Richard Sherman: Don't forget I had a cocktail to start.
Waitress at Vegetarian Restaurant: Oh yes, we had the sauerkraut juice on the rocks, didn't we? You will be proud to know that your entire meal with the cocktail was only 260 calories.
Richard Sherman: I am proud.
[Richard exhales after a long drag on a forbidden cigarette]
Richard Sherman: All those lovely, injurious tars and resins.
The Girl: That's what's wonderful about a married man. No matter what, he can't ask you to marry him. He's married already. Right?
Richard Sherman: Right... You certainly don't have to worry about me. Am I ever a married man! I'm the most married man you'll ever know. And I promise... I will never ask you to marry me, come what may.
Richard Sherman: Well, how about some music?
The Girl: Fine.
Richard Sherman: Let's see what we've got here. Debussy, Ravel, Stravinsky... Hey, how about this one? Rachmaninoff, the "Second Piano Concerto." You look to me like a big Rachmaninoff girl.
The Girl: I do?

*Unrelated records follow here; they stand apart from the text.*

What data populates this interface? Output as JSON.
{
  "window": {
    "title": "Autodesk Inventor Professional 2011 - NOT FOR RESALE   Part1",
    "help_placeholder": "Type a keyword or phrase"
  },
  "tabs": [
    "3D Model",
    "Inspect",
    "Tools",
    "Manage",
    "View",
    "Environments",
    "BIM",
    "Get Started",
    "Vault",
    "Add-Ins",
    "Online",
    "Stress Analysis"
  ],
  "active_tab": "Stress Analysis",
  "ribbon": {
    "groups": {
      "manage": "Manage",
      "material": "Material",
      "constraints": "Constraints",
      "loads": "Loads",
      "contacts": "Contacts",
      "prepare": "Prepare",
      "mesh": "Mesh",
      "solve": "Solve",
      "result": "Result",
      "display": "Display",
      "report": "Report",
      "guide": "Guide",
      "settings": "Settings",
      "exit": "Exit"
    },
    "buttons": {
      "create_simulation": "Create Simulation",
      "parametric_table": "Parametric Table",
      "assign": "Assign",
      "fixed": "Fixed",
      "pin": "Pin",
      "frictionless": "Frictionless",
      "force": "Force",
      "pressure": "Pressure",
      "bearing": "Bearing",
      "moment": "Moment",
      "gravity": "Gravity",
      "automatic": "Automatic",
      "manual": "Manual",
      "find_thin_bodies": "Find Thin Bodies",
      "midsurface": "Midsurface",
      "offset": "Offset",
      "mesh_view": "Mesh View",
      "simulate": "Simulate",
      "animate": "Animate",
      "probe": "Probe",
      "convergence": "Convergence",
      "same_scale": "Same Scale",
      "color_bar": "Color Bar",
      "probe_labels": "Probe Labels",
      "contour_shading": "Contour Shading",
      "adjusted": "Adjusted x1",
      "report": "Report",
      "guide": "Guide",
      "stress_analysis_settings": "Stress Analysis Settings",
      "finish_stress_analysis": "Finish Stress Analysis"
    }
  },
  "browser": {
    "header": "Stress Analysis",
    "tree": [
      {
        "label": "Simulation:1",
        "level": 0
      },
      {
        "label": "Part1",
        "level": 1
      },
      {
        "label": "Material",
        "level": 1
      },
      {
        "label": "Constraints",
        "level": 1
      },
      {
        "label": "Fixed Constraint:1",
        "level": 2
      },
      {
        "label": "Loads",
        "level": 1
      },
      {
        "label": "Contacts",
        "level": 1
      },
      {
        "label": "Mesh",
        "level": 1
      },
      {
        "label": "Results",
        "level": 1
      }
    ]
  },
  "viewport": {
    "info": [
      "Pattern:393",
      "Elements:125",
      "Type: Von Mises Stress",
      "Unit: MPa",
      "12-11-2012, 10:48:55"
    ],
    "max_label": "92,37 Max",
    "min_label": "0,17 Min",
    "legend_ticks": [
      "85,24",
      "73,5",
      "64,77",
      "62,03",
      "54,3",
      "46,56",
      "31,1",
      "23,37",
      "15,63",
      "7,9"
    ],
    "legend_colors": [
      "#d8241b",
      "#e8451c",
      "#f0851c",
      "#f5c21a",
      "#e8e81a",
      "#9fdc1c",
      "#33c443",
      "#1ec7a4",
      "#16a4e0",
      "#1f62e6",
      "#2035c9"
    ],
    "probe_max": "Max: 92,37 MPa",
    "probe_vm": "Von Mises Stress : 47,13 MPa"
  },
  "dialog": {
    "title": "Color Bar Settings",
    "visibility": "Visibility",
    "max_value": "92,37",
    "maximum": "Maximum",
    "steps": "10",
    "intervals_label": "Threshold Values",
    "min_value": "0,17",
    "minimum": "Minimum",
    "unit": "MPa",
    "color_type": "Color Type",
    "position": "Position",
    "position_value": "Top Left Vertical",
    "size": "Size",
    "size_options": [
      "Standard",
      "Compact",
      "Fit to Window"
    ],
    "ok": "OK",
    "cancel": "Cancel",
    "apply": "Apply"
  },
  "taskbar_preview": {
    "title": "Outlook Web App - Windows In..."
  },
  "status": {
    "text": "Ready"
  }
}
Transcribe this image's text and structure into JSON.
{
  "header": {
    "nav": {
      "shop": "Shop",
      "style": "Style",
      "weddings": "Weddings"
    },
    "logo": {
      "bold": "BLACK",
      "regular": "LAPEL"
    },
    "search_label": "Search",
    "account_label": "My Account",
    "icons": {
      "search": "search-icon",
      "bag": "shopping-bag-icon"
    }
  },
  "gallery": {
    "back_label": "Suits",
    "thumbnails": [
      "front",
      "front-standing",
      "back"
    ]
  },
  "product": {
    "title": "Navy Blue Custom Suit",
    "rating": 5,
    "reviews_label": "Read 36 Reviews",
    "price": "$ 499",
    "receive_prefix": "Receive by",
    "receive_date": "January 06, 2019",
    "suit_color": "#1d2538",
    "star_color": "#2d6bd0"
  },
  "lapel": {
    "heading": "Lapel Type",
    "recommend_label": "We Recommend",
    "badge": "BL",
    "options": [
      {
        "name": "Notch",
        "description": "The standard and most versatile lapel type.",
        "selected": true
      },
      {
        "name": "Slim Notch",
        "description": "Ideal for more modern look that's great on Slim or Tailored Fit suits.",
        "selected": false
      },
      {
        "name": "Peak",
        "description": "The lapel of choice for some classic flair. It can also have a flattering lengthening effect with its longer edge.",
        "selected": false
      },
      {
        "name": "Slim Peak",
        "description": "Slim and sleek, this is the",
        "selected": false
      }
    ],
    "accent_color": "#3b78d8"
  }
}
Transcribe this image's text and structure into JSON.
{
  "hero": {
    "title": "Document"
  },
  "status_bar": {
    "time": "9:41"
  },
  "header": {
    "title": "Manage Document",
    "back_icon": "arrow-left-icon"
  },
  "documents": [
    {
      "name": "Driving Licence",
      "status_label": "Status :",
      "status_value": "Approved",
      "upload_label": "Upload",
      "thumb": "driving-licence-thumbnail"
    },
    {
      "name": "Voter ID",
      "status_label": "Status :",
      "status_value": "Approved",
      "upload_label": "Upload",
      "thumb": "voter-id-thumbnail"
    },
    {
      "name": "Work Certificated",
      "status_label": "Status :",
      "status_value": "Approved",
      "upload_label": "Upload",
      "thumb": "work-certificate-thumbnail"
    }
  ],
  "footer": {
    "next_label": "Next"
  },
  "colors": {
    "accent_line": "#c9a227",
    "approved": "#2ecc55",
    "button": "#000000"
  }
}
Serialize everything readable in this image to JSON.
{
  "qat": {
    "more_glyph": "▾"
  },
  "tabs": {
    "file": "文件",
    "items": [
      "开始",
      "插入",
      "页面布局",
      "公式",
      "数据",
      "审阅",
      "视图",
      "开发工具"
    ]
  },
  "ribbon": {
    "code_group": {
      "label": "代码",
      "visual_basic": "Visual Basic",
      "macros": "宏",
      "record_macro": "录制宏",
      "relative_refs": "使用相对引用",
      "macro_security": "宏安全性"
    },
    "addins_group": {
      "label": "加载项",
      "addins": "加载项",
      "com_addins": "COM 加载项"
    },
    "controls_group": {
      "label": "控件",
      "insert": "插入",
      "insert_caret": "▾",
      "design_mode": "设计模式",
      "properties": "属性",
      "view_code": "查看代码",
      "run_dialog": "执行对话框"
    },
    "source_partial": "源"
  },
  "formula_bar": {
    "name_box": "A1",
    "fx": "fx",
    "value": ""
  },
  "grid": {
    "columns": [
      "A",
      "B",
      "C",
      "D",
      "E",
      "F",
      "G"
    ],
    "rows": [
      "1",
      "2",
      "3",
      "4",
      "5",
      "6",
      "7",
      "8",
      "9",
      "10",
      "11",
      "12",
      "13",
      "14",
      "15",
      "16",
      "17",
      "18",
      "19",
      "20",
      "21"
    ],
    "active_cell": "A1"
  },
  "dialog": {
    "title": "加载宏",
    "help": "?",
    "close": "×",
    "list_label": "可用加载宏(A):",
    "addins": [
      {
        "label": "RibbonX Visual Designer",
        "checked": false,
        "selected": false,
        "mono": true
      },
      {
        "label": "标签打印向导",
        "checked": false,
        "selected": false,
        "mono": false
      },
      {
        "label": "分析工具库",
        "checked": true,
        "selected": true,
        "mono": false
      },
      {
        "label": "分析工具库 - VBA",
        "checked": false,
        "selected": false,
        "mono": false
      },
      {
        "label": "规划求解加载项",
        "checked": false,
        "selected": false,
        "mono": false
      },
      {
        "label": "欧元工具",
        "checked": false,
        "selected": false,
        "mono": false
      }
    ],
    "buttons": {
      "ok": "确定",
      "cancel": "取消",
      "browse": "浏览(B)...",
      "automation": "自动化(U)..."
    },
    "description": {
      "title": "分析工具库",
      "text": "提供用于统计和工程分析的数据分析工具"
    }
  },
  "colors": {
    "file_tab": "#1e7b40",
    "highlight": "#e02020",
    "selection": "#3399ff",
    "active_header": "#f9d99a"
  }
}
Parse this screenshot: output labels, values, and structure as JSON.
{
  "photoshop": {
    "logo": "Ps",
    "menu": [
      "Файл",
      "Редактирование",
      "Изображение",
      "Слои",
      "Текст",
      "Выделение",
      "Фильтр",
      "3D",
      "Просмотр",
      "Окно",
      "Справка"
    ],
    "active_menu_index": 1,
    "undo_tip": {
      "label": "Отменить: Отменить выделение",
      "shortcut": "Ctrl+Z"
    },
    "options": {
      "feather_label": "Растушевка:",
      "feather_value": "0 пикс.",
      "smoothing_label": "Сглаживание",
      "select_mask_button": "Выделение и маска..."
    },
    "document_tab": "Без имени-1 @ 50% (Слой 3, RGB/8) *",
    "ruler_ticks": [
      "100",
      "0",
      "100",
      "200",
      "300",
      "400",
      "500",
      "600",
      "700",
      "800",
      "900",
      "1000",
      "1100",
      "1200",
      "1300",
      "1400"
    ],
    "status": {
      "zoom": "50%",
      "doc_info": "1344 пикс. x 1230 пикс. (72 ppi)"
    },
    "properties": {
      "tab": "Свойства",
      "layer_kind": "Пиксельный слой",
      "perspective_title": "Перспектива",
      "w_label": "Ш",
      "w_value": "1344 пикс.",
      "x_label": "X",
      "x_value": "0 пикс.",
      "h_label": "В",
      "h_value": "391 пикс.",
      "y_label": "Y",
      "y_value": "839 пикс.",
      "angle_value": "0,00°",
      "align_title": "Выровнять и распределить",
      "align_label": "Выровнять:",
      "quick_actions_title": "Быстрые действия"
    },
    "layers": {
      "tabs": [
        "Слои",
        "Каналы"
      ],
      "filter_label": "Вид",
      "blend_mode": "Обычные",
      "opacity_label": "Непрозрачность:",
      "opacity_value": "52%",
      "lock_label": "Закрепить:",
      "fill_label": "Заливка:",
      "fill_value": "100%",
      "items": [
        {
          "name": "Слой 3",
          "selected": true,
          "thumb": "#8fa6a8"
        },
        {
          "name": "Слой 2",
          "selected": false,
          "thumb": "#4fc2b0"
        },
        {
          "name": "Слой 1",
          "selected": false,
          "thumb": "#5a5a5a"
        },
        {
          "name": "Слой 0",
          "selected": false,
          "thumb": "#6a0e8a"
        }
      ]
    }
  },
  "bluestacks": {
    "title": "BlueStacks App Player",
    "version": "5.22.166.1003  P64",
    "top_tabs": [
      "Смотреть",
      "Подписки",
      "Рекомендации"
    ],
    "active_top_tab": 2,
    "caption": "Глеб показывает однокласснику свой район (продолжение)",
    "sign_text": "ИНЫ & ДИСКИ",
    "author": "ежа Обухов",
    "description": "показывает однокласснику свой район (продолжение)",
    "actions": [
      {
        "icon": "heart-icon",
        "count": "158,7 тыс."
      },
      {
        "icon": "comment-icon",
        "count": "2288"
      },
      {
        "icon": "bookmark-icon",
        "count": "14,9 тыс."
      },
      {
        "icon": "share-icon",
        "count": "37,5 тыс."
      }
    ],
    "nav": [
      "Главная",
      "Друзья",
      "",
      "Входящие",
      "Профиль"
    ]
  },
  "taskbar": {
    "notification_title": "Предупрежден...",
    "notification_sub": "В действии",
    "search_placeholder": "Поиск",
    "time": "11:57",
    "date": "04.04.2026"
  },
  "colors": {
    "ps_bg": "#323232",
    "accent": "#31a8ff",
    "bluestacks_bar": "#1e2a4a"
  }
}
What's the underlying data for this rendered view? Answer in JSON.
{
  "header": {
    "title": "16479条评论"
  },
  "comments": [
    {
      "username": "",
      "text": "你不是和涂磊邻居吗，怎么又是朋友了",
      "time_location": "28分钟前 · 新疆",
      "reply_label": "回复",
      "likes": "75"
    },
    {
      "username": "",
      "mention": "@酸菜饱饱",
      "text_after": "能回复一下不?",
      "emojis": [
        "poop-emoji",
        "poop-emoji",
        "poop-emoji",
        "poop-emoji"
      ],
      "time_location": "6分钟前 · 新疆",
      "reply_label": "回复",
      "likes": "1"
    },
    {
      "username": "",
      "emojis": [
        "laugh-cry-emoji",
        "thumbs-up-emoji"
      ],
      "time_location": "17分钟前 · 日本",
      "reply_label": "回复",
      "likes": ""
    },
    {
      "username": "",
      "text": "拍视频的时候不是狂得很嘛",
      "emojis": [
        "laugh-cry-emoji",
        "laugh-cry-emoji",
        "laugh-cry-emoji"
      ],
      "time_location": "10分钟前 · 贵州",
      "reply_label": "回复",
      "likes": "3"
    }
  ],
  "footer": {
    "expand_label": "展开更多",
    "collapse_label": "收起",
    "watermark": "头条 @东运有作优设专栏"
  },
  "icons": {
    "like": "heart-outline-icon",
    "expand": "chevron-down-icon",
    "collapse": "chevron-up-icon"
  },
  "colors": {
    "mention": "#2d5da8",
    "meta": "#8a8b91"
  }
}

Funny, I don't know anything about music.
The Girl: [as she leaves his apartment] Good night... I think you're very nice.
Richard Sherman: [now alone in his apartment, talking to himself] "Nice"! You're not nice. You're crazy, that's what you are. You're running amok. Helen's gone for one day and you're running amok. Smoking, drinking, picking up girls, playing "Chopsticks." You're not gonna' live through this summer. Not like this, you're not.
Richard Sherman: [looking at himself in a mirror] Look at those bloodshot eyes. Look at that face, ravaged, dissipated, evil. One of these mornings you're gonna' look in the mirror and that's all, brother. "The Portrait of Dorian Gray."
Richard Sherman: Suppose this girl tells somebody about this? Oh, if she tells anybody about this, I'll kill her - I'll kill her with my bare hands!
Dr. Brubaker: A possible solution... I submit, however, that murder is the most difficult of all crimes to commit successfully. Therefore, until you are able to commit a simple act of terror, I strongly advise you to avoid anything as complex as murder. One must learn to walk, before one can run. Thank you, and good bye.
Richard Sherman: [walking up to his New York townhouse building] I like this house. Why does Helen keep talking about moving into one of those big, enormous buildings that look like "Riot in Cell Block 11"?
Richard Sherman: [as he enters the building] It's so much nicer here. Just three apartments: ours, the Kaufmans upstairs, and then those two guys on the top floor - "interior decorators" or something.
Richard Sherman: [Showing Dr. Brubaker a picture of The Girl in the "U.S. Camera" magazine yearbook] Here, Doctor. I brought this with me. I didn't want to leave it lying around the house. That's her. Her hair was a little longer then. It's called "Textures" because you can see the three different textures: The driftwood, the sand and her. It got "honorable mention."
Dr. Brubaker: Splendid. I congratulate you on your good taste. Interesting driftwood formation, too.